3 Ways to Manage GDPR Erasure Requests

In May of 2018, the European Union’s General Data Protection Regulation (GDPR) went into full force and remains the most comprehensive and influential data privacy regulation globally.  Although it has been several years since the GDPR was enacted, businesses large and small, still struggle with compliance with Article 17 of the GDPR, which is the “Right to Be Forgotten.” The Right to be Forgotten, or the Right to Erasure, is an individuals’ Right to request specific data about themselves be erased or deleted by organizations.  The IAPP-EY Annual Governance Report in 2019 stated that businesses find complying with Erasure Requests the most difficult of all the GDPR requirements to manage.  This article will explore critical ways that companies can conquer issues with the Right to be Forgotten by knowing what types of personal data you may have, developing a process to identify personal data, and finding the best ways to delete personal data.
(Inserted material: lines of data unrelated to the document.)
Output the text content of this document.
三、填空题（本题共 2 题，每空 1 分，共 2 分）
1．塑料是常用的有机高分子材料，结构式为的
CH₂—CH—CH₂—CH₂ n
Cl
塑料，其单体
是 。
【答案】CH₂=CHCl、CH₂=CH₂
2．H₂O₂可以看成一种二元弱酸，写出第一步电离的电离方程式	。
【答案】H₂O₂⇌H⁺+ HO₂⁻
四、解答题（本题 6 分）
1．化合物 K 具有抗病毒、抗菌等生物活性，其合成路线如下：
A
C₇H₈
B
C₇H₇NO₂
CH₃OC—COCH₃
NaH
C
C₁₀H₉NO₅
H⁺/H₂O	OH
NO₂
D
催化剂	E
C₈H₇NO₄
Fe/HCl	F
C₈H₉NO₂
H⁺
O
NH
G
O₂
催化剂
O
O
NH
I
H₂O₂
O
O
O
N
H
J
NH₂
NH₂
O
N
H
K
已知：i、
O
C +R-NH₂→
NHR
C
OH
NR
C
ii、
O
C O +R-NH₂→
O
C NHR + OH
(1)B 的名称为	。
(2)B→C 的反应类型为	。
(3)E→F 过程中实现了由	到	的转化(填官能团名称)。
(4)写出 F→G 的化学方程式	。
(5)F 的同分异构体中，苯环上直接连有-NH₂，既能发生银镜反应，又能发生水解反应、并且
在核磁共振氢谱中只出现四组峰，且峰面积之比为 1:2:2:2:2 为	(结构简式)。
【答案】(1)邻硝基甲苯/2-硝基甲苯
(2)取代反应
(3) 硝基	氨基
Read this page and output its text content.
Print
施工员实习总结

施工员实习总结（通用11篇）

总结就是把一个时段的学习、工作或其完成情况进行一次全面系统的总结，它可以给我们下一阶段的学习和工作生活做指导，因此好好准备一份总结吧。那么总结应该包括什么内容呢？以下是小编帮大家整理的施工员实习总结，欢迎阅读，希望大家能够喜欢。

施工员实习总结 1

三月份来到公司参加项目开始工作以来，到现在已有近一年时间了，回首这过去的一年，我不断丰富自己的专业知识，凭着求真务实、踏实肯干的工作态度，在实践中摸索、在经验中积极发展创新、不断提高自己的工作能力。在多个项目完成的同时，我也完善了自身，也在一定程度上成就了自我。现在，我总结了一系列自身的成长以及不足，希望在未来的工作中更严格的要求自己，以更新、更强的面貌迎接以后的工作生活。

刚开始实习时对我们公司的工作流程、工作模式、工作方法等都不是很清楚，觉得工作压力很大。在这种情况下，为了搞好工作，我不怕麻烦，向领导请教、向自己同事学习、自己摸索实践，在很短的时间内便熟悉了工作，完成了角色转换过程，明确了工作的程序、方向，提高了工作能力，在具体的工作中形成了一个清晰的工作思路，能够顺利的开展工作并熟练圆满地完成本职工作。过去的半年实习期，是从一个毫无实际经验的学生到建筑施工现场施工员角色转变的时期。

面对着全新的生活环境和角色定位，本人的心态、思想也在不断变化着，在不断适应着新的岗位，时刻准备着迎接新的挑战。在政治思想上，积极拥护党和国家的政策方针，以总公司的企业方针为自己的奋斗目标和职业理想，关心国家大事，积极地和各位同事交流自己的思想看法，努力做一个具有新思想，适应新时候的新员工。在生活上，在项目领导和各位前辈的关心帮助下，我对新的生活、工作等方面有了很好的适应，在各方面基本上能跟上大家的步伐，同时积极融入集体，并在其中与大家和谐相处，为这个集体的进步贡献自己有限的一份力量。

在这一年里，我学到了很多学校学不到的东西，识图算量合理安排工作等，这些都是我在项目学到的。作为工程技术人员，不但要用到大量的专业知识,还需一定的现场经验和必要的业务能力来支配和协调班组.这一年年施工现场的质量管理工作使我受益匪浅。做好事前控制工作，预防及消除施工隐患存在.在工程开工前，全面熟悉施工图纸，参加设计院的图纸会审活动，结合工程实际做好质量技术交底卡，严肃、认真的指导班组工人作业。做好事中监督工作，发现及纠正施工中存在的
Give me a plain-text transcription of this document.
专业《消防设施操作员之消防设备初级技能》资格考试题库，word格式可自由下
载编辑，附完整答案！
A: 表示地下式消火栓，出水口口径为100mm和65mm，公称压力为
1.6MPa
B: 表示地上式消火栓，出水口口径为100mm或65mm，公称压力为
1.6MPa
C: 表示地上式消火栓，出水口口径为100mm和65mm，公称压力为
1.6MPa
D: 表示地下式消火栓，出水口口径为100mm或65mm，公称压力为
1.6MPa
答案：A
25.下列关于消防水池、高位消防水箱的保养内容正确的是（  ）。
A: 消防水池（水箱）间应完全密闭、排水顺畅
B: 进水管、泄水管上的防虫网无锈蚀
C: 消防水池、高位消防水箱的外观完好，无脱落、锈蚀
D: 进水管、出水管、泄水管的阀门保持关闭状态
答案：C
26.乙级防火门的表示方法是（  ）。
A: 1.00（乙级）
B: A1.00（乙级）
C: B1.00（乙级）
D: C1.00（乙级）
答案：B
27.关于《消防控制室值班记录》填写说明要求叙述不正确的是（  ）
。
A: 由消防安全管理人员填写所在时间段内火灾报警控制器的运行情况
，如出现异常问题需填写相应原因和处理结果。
1. Know what personal data you have about data subjects and what data can be “forgotten” under the GDPR

The GDPR is a massive piece of legislation. Still, companies can narrow their focus on analyzing the data they most likely collect and store about individuals that may need to be “forgotten” at some point. Besides understanding the data that a company keeps on individuals, it is vital to ensure that the data collected aligns with its stated legal basis for use and transparency for individuals about these uses. The first step is to know what types of information you collect about individuals.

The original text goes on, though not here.